Dans ces petits morceaux du quotidien, Sarah nous fait part de ses frustrations, des réels challenges que représentent l’entreprenariat au Sénégal et surtout sur sa résilience à faire de Tongoro, un Asos made in Africa. On a pu apercevoir son fameux it-bag, le Mburu bag (il m’en faut un !), dans Insecure ou encore, la polémique autour du vol dudit sac par le label de haute couture française, Yves Saint Laurent. Les vidéos sont joliment réalisées, tout en restant fidèle à son esthétique. Je suppose, d’ailleurs, que nous ne voyons que les prémices du rêve qu’elle a en tête. Je suis admirative de son travail fourni, de sa vision classe, épurée et très parisienne en fin de compte.

L’image est primordiale, et « vendre l’Afrique », consiste avant tout à véhiculer une image moderne, séduisante et esthétique d’un continent que l’on a longtemps dévalué.

Je crois que Sarah a compris une chose qui n’échappe à personne, l’image est primordiale, et « vendre l’Afrique », comme j’aime le dire, consiste avant tout à véhiculer une image moderne, séduisante et esthétique d’un continent que l’on a longtemps dévalué à coups de grandes affiches sur les guerres, la famine et la pauvreté… Et, je lui suis reconnaissante sur cela. J’ai eu l’occasion de l’interviewer pour mon premier papier pour le Monde Afrique, « L’Afro-muppie, une working girl hyper-connectée« . Son discours n’a pas changé, pas d’un chouia.

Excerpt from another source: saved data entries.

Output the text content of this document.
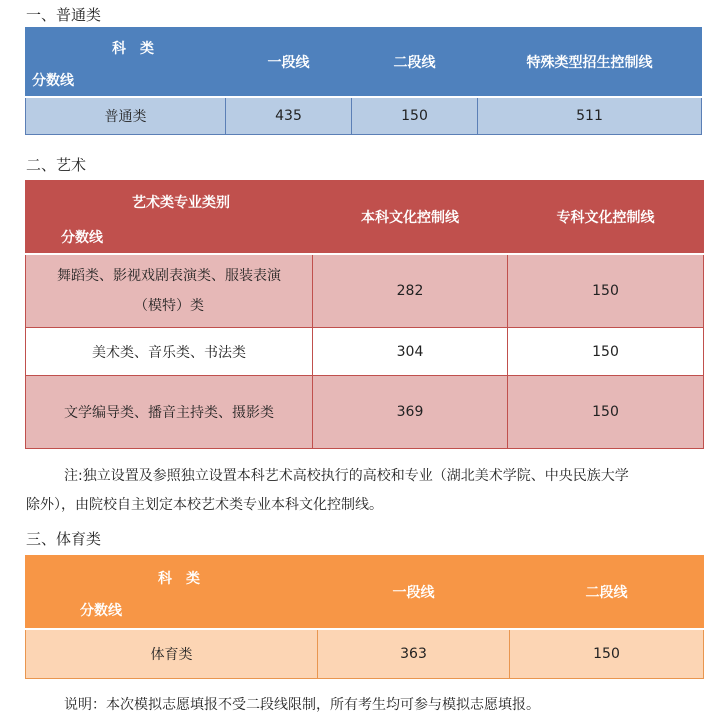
一、普通类
科　类
分数线	一段线	二段线	特殊类型招生控制线
普通类	435	150	511
二、艺术
艺术类专业类别
分数线	本科文化控制线	专科文化控制线

舞蹈类、影视戏剧表演类、服装表演
（模特）类	282	150
美术类、音乐类、书法类	304	150
文学编导类、播音主持类、摄影类	369	150
注:独立设置及参照独立设置本科艺术高校执行的高校和专业（湖北美术学院、中央民族大学
除外），由院校自主划定本校艺术类专业本科文化控制线。
三、体育类
科　类
分数线	一段线	二段线
体育类	363	150
说明：本次模拟志愿填报不受二段线限制，所有考生均可参与模拟志愿填报。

Je vous avouerais que j’ai longtemps été sceptique. Comment peut-on tout mener de front ? Le rêve africain existe-t-il vraiment ? Je sais que cette question peut paraître naïve ou encore, négative mais c’est exactement ce que j’en ai pensé en voyant tout ça. Sarah est indéniablement une It Girl, et non pas dans le sens hyper restrictif de ce que cela représente. Elle est consciente de l’ère dans laquelle nous vivons et met à profit tout ce qu’elle peut lui procurer au service de son business. Et, c’est du génie. Sarah est par ce biais le produit d’une jeunesse issue de la diaspora décomplexée, ouvert sur le monde et une ambassadrice de charme pour le Sénégal.